The online rental service, considered relatively impervious to economic downturns, said Monday that it fell short of its third-quarter subscriber forecast. Netco also lowered its fourth-quarter sales and subscriber forecasts, causing its stock to fall 8.6% to $26.49 at market close.

Chief financial officer Barry McCarthy said subscriber growth was unusually weak in August and fell slightly below expectations in September, “likely due to the economic climate.”

However, the Netco said it did expect third-quarter net income to fall within its guidance for the period of $16 million-$21 million. It said revenue was expected to land within its previous guidance of $343 million-$348 million excluding a onetime $6.5 million credit for an August service interruption.

Service ended the quarter with 8.672 million subscribers, slightly below its forecast of 8.675 million-8.875 million subs for the period.
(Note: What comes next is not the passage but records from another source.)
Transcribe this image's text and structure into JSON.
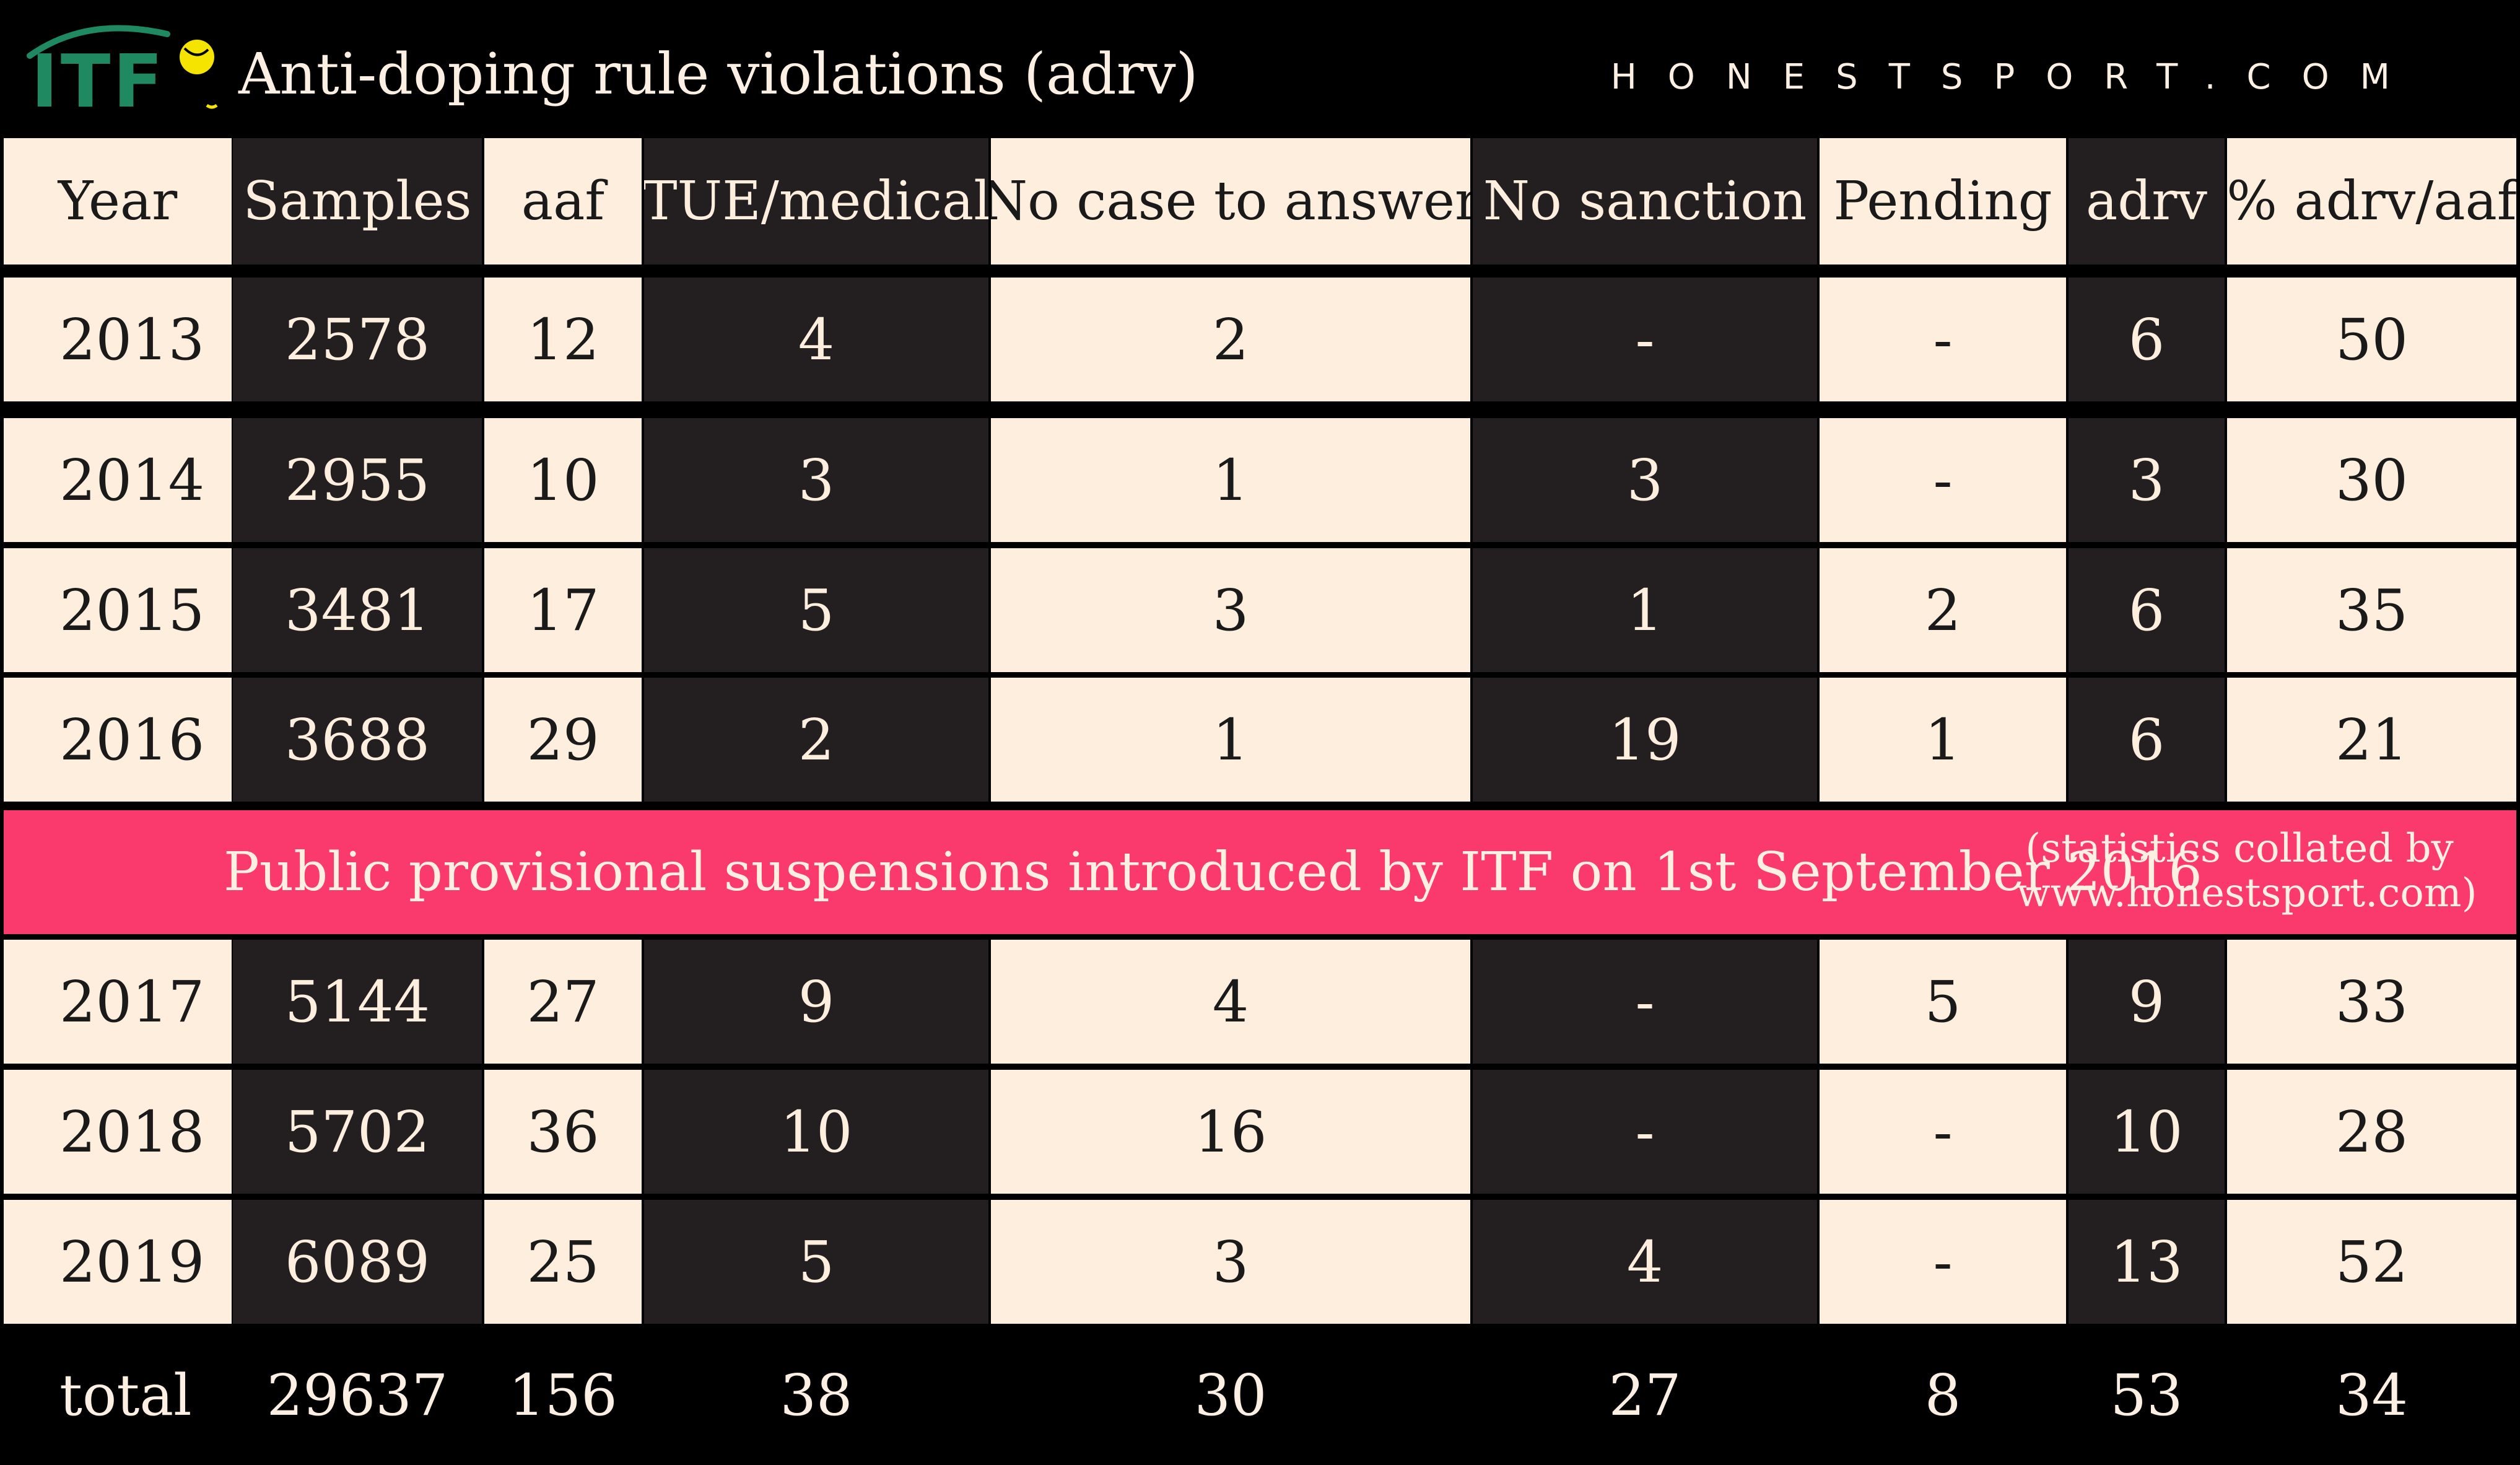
{
  "header": {
    "logo_text": "ITF",
    "title": "Anti-doping rule violations (adrv)",
    "site": "HONESTSPORT.COM"
  },
  "colors": {
    "background": "#000000",
    "cream": "#fdeedd",
    "dark_cell": "#231f20",
    "notice_pink": "#fa3a6c",
    "logo_green": "#1f8a62",
    "logo_ball": "#f5e400"
  },
  "notice": {
    "text": "Public provisional suspensions introduced by ITF on 1st September 2016",
    "note": "(statistics collated by www.honestsport.com)"
  },
  "chart_data": {
    "type": "table",
    "title": "Anti-doping rule violations (adrv)",
    "columns": [
      "Year",
      "Samples",
      "aaf",
      "TUE/medical",
      "No case to answer",
      "No sanction",
      "Pending",
      "adrv",
      "% adrv/aaf"
    ],
    "rows": [
      [
        "2013",
        "2578",
        "12",
        "4",
        "2",
        "-",
        "-",
        "6",
        "50"
      ],
      [
        "2014",
        "2955",
        "10",
        "3",
        "1",
        "3",
        "-",
        "3",
        "30"
      ],
      [
        "2015",
        "3481",
        "17",
        "5",
        "3",
        "1",
        "2",
        "6",
        "35"
      ],
      [
        "2016",
        "3688",
        "29",
        "2",
        "1",
        "19",
        "1",
        "6",
        "21"
      ],
      [
        "2017",
        "5144",
        "27",
        "9",
        "4",
        "-",
        "5",
        "9",
        "33"
      ],
      [
        "2018",
        "5702",
        "36",
        "10",
        "16",
        "-",
        "-",
        "10",
        "28"
      ],
      [
        "2019",
        "6089",
        "25",
        "5",
        "3",
        "4",
        "-",
        "13",
        "52"
      ]
    ],
    "total": [
      "total",
      "29637",
      "156",
      "38",
      "30",
      "27",
      "8",
      "53",
      "34"
    ]
  }
}
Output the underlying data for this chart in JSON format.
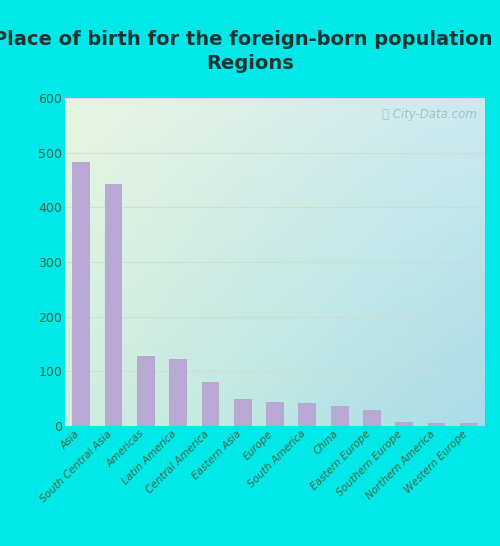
{
  "title": "Place of birth for the foreign-born population -\nRegions",
  "categories": [
    "Asia",
    "South Central Asia",
    "Americas",
    "Latin America",
    "Central America",
    "Eastern Asia",
    "Europe",
    "South America",
    "China",
    "Eastern Europe",
    "Southern Europe",
    "Northern America",
    "Western Europe"
  ],
  "values": [
    483,
    443,
    128,
    122,
    80,
    50,
    44,
    42,
    36,
    29,
    7,
    6,
    5
  ],
  "bar_color": "#b9a8d4",
  "background_outer": "#00e8e8",
  "background_inner_topleft": "#e6f5e2",
  "background_inner_topright": "#cceaf0",
  "background_inner_bottomleft": "#d0eedd",
  "background_inner_bottomright": "#a8dce8",
  "ylim": [
    0,
    600
  ],
  "yticks": [
    0,
    100,
    200,
    300,
    400,
    500,
    600
  ],
  "title_fontsize": 14,
  "tick_label_fontsize": 9,
  "xtick_fontsize": 7.5,
  "watermark_text": "ⓘ City-Data.com",
  "gridline_color": "#ccddcc",
  "gridline_alpha": 0.8
}
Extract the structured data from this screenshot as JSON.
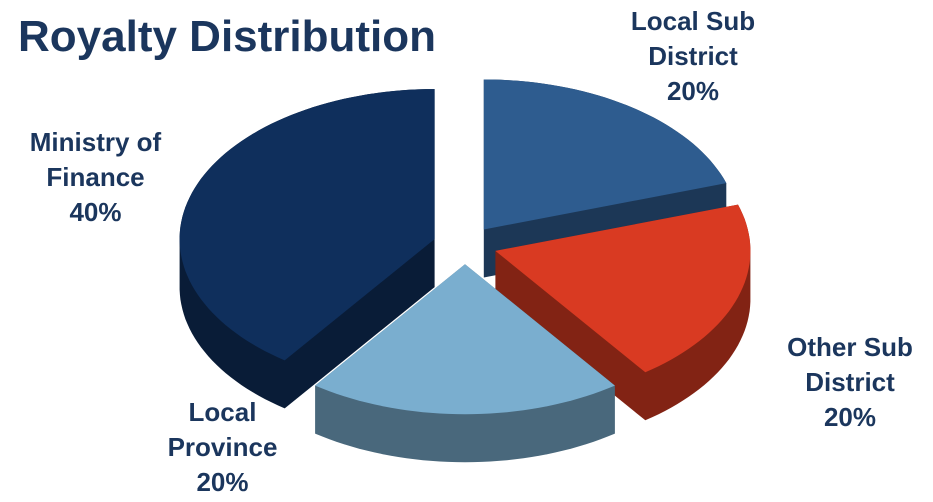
{
  "chart_data": {
    "type": "pie",
    "title": "Royalty Distribution",
    "categories": [
      "Local Sub District",
      "Other Sub District",
      "Local Province",
      "Ministry of Finance"
    ],
    "values": [
      20,
      20,
      20,
      40
    ],
    "value_labels": [
      "20%",
      "20%",
      "20%",
      "40%"
    ],
    "colors": [
      "#2e5c8f",
      "#d93a22",
      "#7aaecf",
      "#0f2f5c"
    ]
  }
}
It will release its complete earnings on Oct. 20.

DVD rentals sagged overall in August and September, according to Rentrak’s Home Video Essentials, which collects point-of-sale data from bricks-and-mortar and online rentailers but not rental kiosks. DVD rental turns were down 9.4% in August compared with the same month a year earlier, and September rental turns were off 3.5%, according to Rentrak. It’s flat for the year, however, and some observers expect the economic crunch to boost rentals over sales. The impact on subscription services such as Netflix is harder to gauge.

Company’s revised guidance for the fourth quarter is 8.95 million-9.25 million subs, down from 9.1 million-9.7 million subs and revenue of $353 million-$359 million, down from $357 million-$367 million. It did not change its net income forecast of $18 million-$23 million.

Netco has been trying to boost subscribers by offering video streaming. In recent months it has inked deals with Microsoft’s Xbox Live service, CBS, Disney Channel and Starz Entertainment.